T. Windbacher, A. Makarov, V. Sverdlov and S. Selberherr
Institute for Microelectronics, TU Wien, 1040 Vienna, Austria
After many decades of stunning progress in the shrinking of complementary metal-oxide-semiconductor (CMOS) devices, the steadily increasing difficulty in handling physical limitations as well as the rapidly increasing production and investment costs for each new technology generation will stop CMOS scaling in the not-too-distant future. Among the most challenging problems for further performance gains today are the static power dissipation as well as the interconnection delay and the associated energy for information transport.1 2 A very efficient solution to the static leakage power problem is to simply turn off unused parts of a circuit. However, this causes the previously stored information to vanish and requires energy- and time-wasting recovery cycles, when the dormant circuit parts are powered up. Thus, in order to avoid information loss during shutdown, nonvolatile elements must be incorporated.

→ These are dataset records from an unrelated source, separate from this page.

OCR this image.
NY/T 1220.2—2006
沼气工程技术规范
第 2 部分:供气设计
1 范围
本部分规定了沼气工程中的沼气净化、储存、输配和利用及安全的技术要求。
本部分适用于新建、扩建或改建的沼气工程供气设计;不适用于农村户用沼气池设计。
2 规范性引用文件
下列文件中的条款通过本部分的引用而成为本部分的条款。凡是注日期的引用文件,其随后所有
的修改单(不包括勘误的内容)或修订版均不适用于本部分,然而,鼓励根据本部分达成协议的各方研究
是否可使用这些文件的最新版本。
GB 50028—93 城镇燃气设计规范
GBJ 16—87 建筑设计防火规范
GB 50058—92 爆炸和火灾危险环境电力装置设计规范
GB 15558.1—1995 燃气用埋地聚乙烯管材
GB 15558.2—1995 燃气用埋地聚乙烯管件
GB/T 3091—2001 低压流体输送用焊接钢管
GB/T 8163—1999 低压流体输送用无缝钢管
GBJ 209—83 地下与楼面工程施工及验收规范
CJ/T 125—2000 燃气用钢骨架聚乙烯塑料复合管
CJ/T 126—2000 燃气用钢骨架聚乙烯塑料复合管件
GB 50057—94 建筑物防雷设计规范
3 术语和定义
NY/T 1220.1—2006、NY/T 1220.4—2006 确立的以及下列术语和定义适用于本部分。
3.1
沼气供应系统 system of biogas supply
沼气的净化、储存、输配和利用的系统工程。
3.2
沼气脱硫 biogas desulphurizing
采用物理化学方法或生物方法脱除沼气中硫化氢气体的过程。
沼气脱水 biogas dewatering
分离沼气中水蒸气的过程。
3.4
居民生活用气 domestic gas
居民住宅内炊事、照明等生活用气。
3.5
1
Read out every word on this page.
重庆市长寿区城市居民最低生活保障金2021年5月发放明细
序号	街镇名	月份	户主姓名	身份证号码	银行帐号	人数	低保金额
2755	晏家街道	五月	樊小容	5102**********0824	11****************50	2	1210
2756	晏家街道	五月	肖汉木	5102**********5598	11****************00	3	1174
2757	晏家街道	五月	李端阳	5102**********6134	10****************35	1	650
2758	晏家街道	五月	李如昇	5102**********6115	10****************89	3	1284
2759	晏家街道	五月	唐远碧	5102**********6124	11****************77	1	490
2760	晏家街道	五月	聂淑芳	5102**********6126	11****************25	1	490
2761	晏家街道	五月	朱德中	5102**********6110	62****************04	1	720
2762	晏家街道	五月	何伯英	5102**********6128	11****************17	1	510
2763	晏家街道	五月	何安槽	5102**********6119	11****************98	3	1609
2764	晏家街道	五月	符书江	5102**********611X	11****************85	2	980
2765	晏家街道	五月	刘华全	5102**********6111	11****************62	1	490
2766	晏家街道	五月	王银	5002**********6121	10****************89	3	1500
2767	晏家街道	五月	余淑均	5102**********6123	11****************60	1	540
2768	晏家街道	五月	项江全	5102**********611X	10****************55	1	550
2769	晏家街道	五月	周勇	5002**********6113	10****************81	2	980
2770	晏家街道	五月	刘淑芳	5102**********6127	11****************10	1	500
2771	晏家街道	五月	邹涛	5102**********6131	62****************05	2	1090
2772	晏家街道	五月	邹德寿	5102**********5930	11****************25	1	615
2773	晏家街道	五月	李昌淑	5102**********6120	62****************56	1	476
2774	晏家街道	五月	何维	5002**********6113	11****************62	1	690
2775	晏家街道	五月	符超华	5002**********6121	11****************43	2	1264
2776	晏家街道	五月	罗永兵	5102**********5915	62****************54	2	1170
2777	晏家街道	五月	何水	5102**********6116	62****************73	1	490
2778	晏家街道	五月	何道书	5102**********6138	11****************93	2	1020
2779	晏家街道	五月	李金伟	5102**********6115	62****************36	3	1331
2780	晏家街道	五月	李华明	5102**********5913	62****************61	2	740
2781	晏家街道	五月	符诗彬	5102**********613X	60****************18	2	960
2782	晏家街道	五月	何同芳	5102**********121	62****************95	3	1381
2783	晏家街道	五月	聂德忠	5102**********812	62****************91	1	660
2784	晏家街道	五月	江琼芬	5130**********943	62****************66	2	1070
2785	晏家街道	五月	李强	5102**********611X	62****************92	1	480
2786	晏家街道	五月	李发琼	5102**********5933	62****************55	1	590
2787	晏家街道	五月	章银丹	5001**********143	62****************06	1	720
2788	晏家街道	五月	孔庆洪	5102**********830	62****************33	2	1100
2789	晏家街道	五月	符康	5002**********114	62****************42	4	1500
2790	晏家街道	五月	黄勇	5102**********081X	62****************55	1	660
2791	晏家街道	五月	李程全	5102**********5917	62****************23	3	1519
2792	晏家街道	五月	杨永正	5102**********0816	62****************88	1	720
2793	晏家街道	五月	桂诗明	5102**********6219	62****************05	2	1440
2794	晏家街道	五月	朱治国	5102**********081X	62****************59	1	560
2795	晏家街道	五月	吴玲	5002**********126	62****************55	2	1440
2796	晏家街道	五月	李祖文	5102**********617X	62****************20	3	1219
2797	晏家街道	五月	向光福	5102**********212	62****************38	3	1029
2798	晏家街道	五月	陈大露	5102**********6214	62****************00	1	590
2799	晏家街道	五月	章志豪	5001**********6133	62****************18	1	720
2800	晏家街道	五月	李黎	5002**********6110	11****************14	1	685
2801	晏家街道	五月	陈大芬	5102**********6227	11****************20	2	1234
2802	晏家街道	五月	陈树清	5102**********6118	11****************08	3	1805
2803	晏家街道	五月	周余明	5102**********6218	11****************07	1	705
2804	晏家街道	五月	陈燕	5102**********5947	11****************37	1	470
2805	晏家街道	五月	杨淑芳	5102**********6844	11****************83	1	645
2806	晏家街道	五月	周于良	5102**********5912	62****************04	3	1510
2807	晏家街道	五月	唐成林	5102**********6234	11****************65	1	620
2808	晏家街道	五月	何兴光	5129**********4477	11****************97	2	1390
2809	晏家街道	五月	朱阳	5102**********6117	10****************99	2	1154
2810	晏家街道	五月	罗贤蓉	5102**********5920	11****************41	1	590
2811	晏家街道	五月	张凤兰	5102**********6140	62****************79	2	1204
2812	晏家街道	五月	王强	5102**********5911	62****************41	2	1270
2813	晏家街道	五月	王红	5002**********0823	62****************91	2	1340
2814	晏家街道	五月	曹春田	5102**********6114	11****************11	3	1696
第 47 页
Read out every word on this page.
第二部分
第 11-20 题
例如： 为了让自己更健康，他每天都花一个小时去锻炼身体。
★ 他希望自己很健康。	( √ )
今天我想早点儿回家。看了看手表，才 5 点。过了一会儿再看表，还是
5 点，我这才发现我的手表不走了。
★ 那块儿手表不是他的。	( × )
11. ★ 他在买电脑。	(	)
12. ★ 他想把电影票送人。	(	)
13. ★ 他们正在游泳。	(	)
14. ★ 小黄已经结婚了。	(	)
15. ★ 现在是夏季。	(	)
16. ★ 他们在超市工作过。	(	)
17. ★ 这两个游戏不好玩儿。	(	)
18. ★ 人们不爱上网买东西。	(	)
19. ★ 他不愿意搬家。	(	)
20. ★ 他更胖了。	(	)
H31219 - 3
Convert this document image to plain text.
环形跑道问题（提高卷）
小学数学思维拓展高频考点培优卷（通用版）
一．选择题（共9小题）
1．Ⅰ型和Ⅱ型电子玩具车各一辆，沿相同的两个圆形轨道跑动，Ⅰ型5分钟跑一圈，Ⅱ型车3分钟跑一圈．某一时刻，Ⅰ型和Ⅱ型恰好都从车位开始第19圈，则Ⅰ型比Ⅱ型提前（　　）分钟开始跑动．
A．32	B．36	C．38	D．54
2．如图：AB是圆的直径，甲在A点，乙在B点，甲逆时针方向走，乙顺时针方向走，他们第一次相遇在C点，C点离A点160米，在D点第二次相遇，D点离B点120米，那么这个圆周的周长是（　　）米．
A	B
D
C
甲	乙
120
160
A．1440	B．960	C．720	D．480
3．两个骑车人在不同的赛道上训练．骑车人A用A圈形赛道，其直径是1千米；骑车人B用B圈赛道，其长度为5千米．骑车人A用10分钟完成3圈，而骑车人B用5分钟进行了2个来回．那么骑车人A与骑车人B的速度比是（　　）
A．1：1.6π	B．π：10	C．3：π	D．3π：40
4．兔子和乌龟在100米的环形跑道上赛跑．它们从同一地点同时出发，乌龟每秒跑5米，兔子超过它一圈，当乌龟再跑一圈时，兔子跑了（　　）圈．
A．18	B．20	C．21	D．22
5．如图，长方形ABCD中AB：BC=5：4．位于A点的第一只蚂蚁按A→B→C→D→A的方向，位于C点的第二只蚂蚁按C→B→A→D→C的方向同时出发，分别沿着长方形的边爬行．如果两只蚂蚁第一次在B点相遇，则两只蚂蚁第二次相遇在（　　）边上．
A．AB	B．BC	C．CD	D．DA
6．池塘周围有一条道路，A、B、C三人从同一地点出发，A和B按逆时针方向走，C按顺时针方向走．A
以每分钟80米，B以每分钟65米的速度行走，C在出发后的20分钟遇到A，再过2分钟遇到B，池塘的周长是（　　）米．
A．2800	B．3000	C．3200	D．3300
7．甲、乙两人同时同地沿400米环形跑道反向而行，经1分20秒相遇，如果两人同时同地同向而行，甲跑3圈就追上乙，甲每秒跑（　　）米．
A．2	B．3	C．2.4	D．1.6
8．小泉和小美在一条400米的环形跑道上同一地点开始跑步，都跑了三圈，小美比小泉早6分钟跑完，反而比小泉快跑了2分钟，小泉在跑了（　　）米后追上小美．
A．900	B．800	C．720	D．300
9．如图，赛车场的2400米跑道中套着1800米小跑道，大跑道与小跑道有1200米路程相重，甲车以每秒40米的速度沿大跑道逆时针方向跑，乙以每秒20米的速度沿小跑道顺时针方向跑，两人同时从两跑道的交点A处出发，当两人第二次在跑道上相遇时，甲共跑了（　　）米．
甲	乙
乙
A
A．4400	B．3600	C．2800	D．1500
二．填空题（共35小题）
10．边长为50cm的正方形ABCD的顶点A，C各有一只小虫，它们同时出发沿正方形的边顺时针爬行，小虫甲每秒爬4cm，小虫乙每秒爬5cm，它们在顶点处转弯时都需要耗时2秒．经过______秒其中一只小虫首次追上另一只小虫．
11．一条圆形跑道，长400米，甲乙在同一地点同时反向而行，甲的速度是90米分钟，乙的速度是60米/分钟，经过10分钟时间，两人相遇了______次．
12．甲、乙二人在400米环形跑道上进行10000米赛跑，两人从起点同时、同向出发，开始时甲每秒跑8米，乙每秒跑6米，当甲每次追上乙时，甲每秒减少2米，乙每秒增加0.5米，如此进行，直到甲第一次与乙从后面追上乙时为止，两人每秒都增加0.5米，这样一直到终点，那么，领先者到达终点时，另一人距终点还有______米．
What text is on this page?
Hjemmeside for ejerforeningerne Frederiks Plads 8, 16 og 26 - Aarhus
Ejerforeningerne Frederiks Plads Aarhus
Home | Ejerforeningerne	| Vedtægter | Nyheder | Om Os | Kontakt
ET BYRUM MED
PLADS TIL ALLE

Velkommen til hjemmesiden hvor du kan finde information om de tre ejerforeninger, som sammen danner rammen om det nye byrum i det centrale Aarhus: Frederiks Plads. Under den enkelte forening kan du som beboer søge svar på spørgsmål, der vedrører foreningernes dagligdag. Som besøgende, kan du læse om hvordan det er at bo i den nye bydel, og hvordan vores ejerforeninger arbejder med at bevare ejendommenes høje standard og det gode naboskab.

Due to its CMOS compatibility, nonvolatility, high endurance, and fast operation, spintronics is a promising avenue for adding nonvolatility to circuits.3 The term spintronics is very general and covers a vast number of devices with an extreme variety in operating principles and practical feasibility for commercial applications.3 4 In this chapter, we concentrate on what, in our opinion, appears to be the most feasible technology for large-scale integration in the next few years: the combination of CMOS with nonvolatile magnetoresistive random-access memory (MRAM). Indeed, the integration of CMOS and magnetic tunnel junctions (MTJs) is not only likely but already available in the form of nonvolatile stand-alone MRAM arrays and embedded DRAM,5 and the introduction of further commercial products will surely follow.6–9
Importantly, the all-electrical magnetization manipulation in modern MRAM by spin transfer torque (STT) renders the wires for separate magnetic field generation superfluous and also significantly reduces the MTJ switching energy. Technological advances, such as the exploitation of free-layer perpendicular magnetic anisotropy and use of MgO tunnel barriers, have led to a further reduction in switching energy, as well as improved scalability.10 Promising spintronic solutions with respect to speed and power consumption have been able to compete with CMOS-only solutions.9 11
However, the usual CMOS/MTJ hybrid structures use MTJs only for storage, while the actual computation is still carried out via CMOS logic. The addition of MTJs also increases circuit complexity and footprint, as extra transistors are needed to read and write the MTJs to access the stored memory data.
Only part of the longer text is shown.